Les médias sociaux constituent aujourd’hui des canaux de communication immédiats et incontournables, rassemblant des usagers de tout bord et de tous les âges. Ils sont de plus en plus consultables à la recherche d’informations dans tous les domaines, dont la santé. Paradoxalement, ils exposent les médecins et les patients à plusieurs risques et problèmes, et soulèvent de nouvelles questions : les médecins ont-ils le droit de communiquer avec leurs patients via les réseaux sociaux?

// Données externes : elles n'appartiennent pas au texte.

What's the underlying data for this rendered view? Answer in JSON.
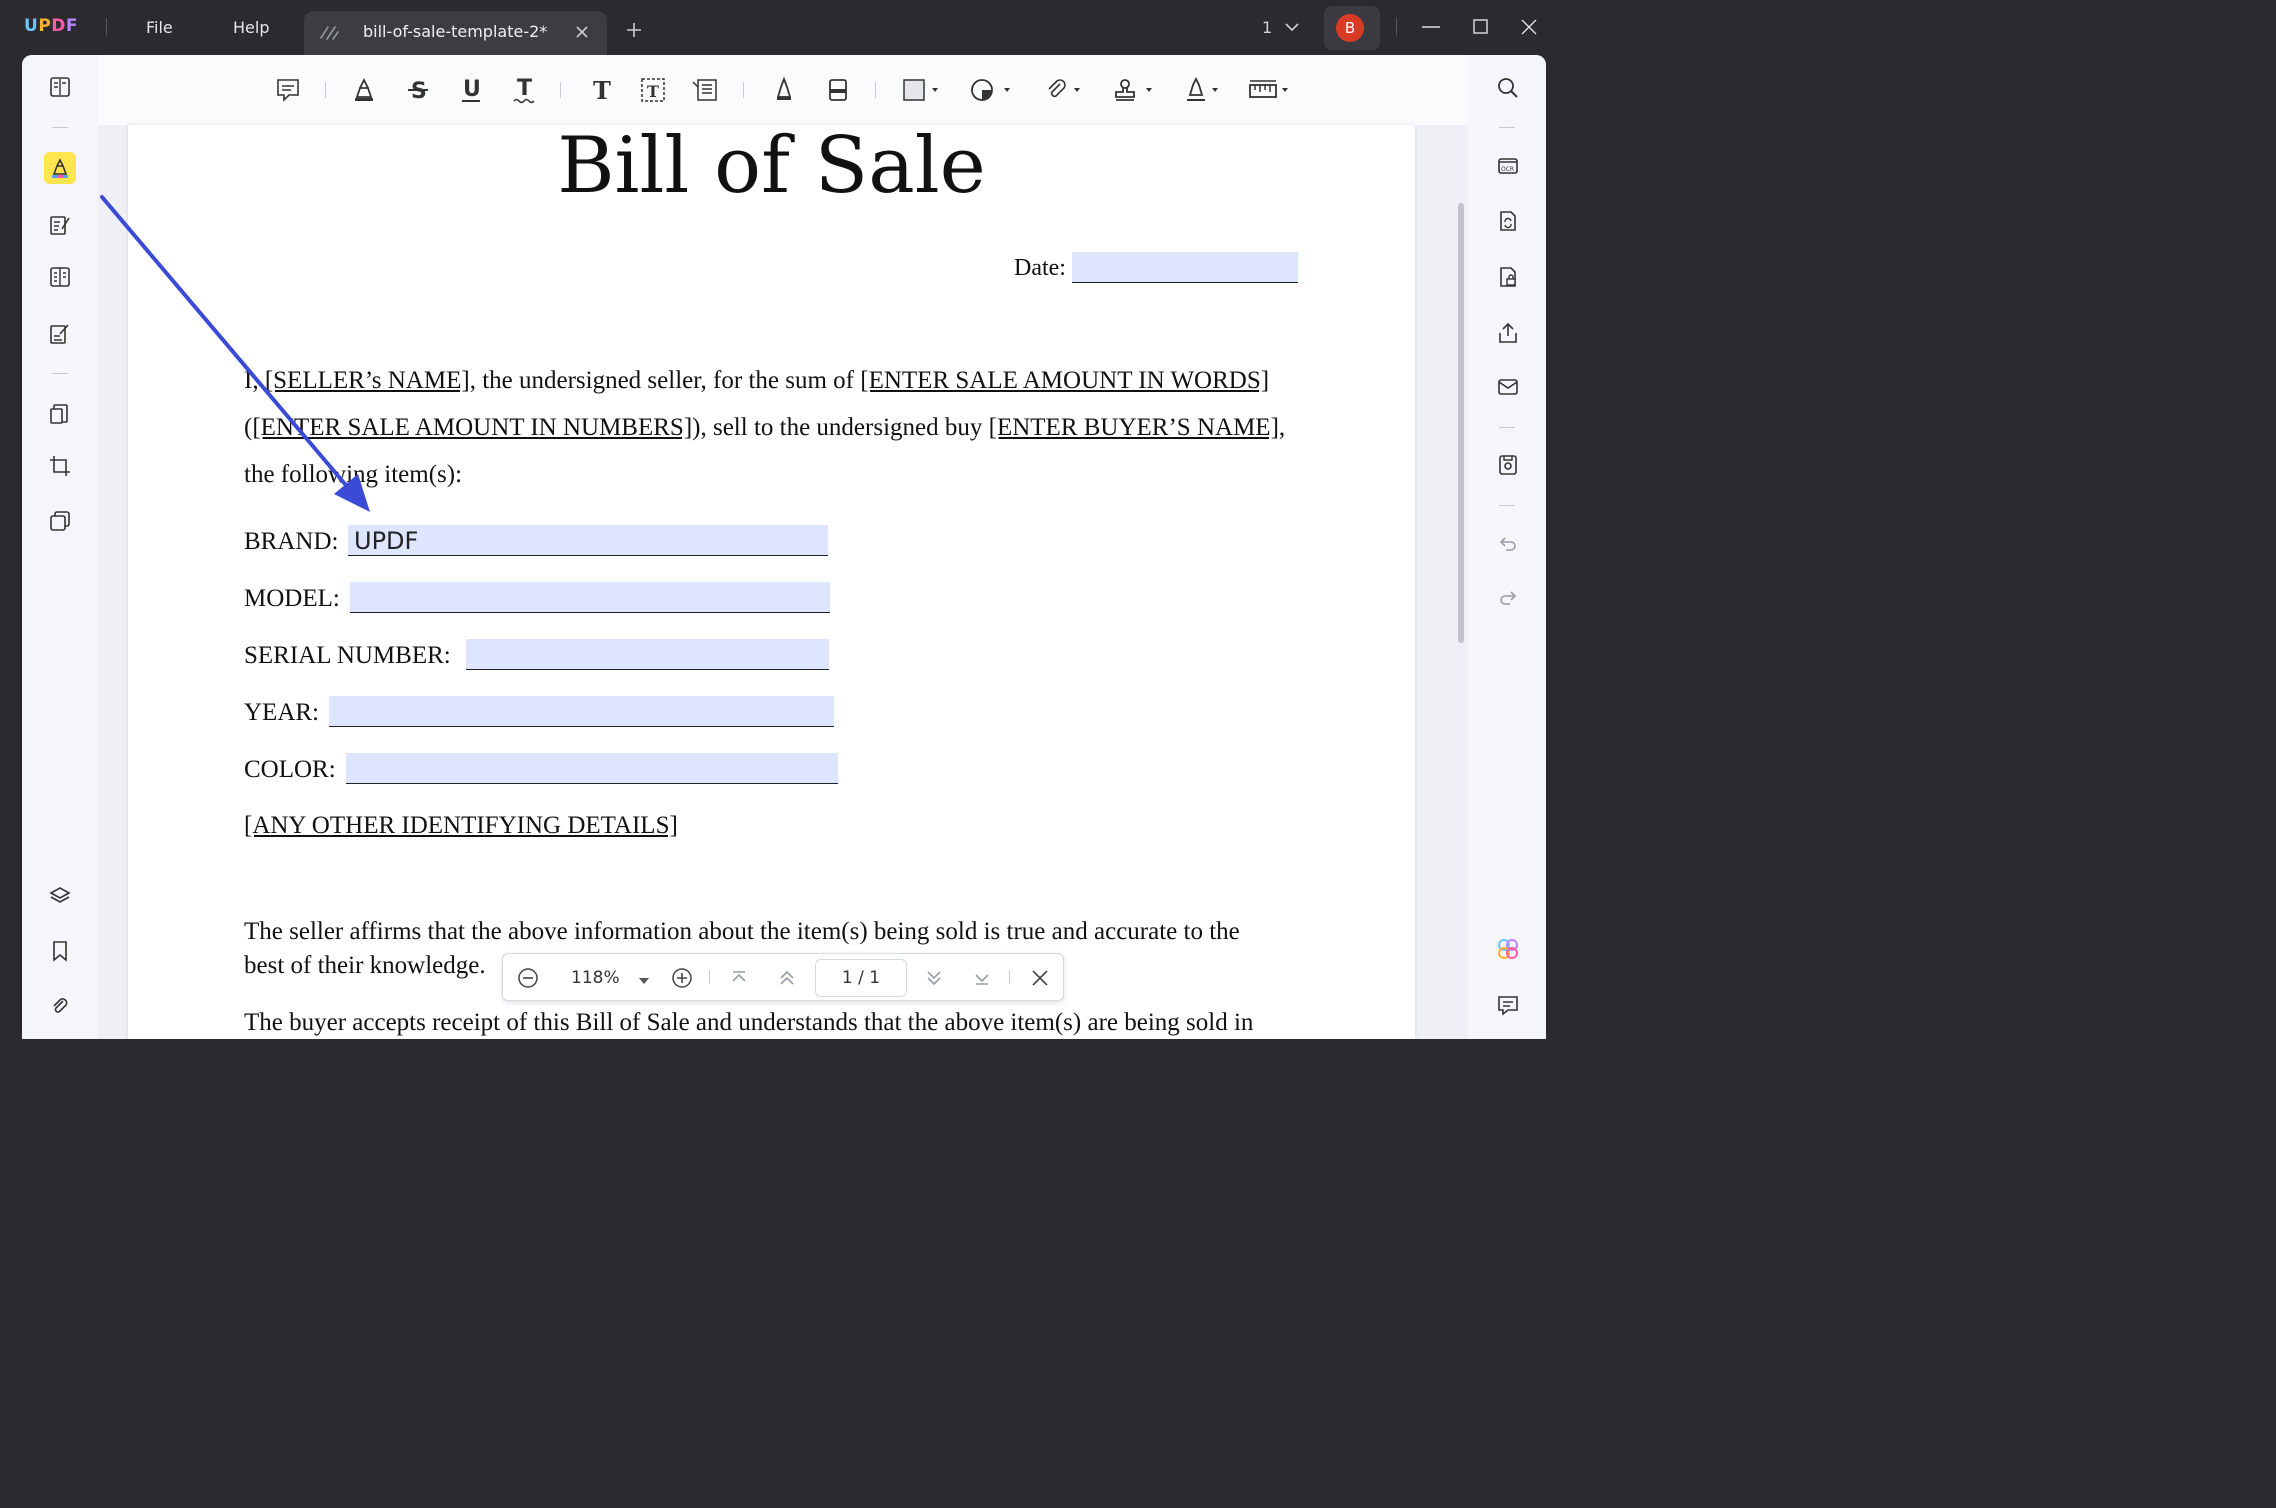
{
  "app": {
    "logo": {
      "u": "U",
      "p": "P",
      "d": "D",
      "f": "F"
    },
    "menu": {
      "file": "File",
      "help": "Help"
    },
    "tab": {
      "title": "bill-of-sale-template-2*"
    },
    "page_selector": "1",
    "user_initial": "B"
  },
  "document": {
    "title": "Bill of Sale",
    "date_label": "Date:",
    "para": {
      "part1": "I, ",
      "seller": "[SELLER’s NAME]",
      "part2": ", the undersigned seller, for the sum of ",
      "amount_words": "[ENTER SALE AMOUNT IN WORDS]",
      "part3": " (",
      "amount_numbers": "[ENTER SALE AMOUNT IN NUMBERS]",
      "part4": "), sell to the undersigned buy ",
      "buyer": "[ENTER BUYER’S NAME]",
      "part5": ", the following item(s):"
    },
    "fields": {
      "brand_label": "BRAND:",
      "brand_value": "UPDF",
      "model_label": "MODEL:",
      "serial_label": "SERIAL NUMBER:",
      "year_label": "YEAR:",
      "color_label": "COLOR:"
    },
    "other_details": "[ANY OTHER IDENTIFYING DETAILS]",
    "seller_statement_line1": "The seller affirms that the above information about the item(s) being sold is true and accurate to the",
    "seller_statement_line2": "best of their knowledge.",
    "buyer_statement": "The buyer accepts receipt of this Bill of Sale and understands that the above item(s) are being sold in"
  },
  "zoom": {
    "level": "118%",
    "page_indicator": "1 / 1"
  },
  "colors": {
    "accent_highlight": "#ffe54d",
    "field_fill": "#dde5ff",
    "annotation_arrow": "#3b4bd6",
    "avatar": "#d93a25"
  }
}
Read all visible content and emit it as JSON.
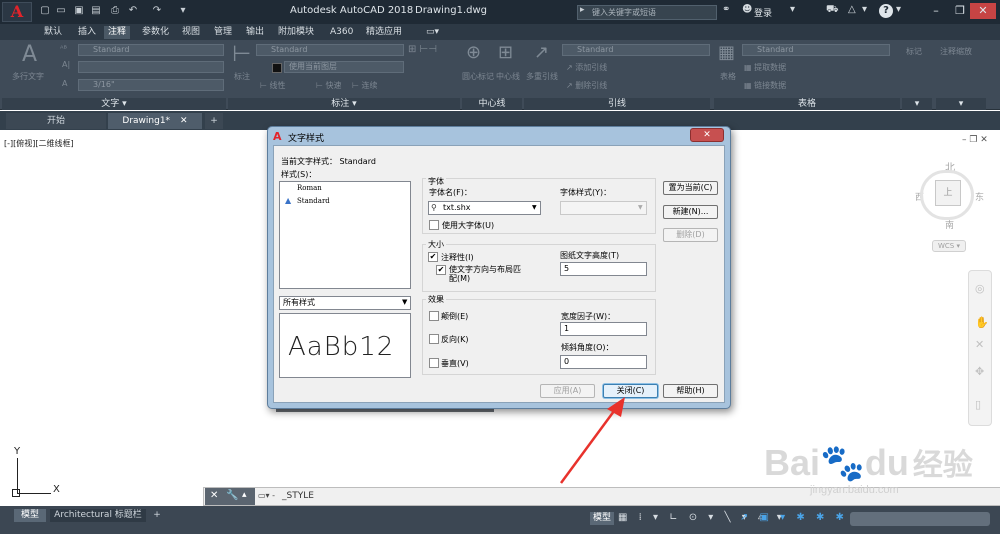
{
  "titlebar": {
    "app_logo": "A",
    "title": "Autodesk AutoCAD 2018",
    "document": "Drawing1.dwg",
    "search_placeholder": "键入关键字或短语",
    "login": "登录",
    "help": "?"
  },
  "ribbon_tabs": [
    "默认",
    "插入",
    "注释",
    "参数化",
    "视图",
    "管理",
    "输出",
    "附加模块",
    "A360",
    "精选应用"
  ],
  "active_tab": "注释",
  "ribbon": {
    "text_panel": {
      "big_label": "多行文字",
      "style_value": "Standard",
      "height_value": "3/16\"",
      "label": "文字 ▾"
    },
    "dim_panel": {
      "style_value": "Standard",
      "layer_value": "使用当前图层",
      "small_labels": [
        "线性",
        "快速",
        "连续"
      ],
      "big_label": "标注",
      "label": "标注 ▾"
    },
    "centerline_panel": {
      "items": [
        "圆心标记",
        "中心线"
      ],
      "label": "中心线"
    },
    "leader_panel": {
      "big_label": "多重引线",
      "style_value": "Standard",
      "items": [
        "添加引线",
        "删除引线"
      ],
      "label": "引线"
    },
    "table_panel": {
      "big_label": "表格",
      "style_value": "Standard",
      "items": [
        "提取数据",
        "链接数据"
      ],
      "label": "表格"
    },
    "markup_panel": {
      "big_label": "标记",
      "label": "▾"
    },
    "scale_panel": {
      "big_label": "注释缩放",
      "label": "▾"
    }
  },
  "file_tabs": [
    "开始",
    "Drawing1*"
  ],
  "viewport_label": "[-][俯视][二维线框]",
  "viewcube": {
    "north": "北",
    "south": "南",
    "east": "东",
    "west": "西",
    "top": "上",
    "wcs": "WCS"
  },
  "ucs": {
    "y": "Y",
    "x": "X"
  },
  "command_line": {
    "text": "_STYLE"
  },
  "status": {
    "model_tab": "模型",
    "layout_tab": "Architectural 标题栏",
    "model_button": "模型"
  },
  "dialog": {
    "title": "文字样式",
    "current_style_label": "当前文字样式： Standard",
    "styles_label": "样式(S)：",
    "styles": [
      "Roman",
      "Standard"
    ],
    "filter_value": "所有样式",
    "preview_text": "AaBb12",
    "font_group": "字体",
    "font_name_label": "字体名(F)：",
    "font_name_value": "txt.shx",
    "font_style_label": "字体样式(Y)：",
    "bigfont_label": "使用大字体(U)",
    "size_group": "大小",
    "annotative_label": "注释性(I)",
    "match_orientation_label": "使文字方向与布局匹配(M)",
    "paper_height_label": "图纸文字高度(T)",
    "paper_height_value": "5",
    "effects_group": "效果",
    "upside_down_label": "颠倒(E)",
    "backwards_label": "反向(K)",
    "vertical_label": "垂直(V)",
    "width_factor_label": "宽度因子(W)：",
    "width_factor_value": "1",
    "oblique_label": "倾斜角度(O)：",
    "oblique_value": "0",
    "btn_set_current": "置为当前(C)",
    "btn_new": "新建(N)...",
    "btn_delete": "删除(D)",
    "btn_apply": "应用(A)",
    "btn_close": "关闭(C)",
    "btn_help": "帮助(H)"
  },
  "watermark": {
    "brand": "Bai",
    "brand2": "du",
    "cn": "经验",
    "url": "jingyan.baidu.com"
  },
  "colors": {
    "accent_red": "#e2232a",
    "ribbon_bg": "#3f4b58",
    "annotation_arrow": "#e8322c"
  }
}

Derrière chaque réseau social, il y a une organisation, donc un stockage de la donnée. Qu’en est il des données santé? Les patients sont-ils conscients des risques du partage de données confidentielles concernant leur propre santé? Sont-ils avertis que sur internet, on ne peut rien contrôler? Savent-ils que des informations médicales partagées sur Facebook ou Instagram par exemple les transforment en informations publiques.

Une série de préconisations peuvent être proposées pour une exploitation responsable des données de santé générées par les patients sur les réseaux sociaux, dans l’intérêt des patients et le respect de leurs droits : favoriser l’exercice effectif du droit à la portabilité des données de santé générées sur les réseaux sociaux, à l’initiative et sous le contrôle des utilisateurs; sensibiliser à une exploitation transparente et respectueuse des droits des utilisateurs des réseaux; permettre un accès aux bases de données comprenant les données rendues publiques sur les réseaux sociaux par leurs utilisateurs, pour les acteurs de la recherche publique; ou développer des partenariats entre les pouvoirs publics et les réseaux sociaux pour permettre une diffusion efficace des campagnes publiques de prévention ou le recrutement pour les projets de recherche publique.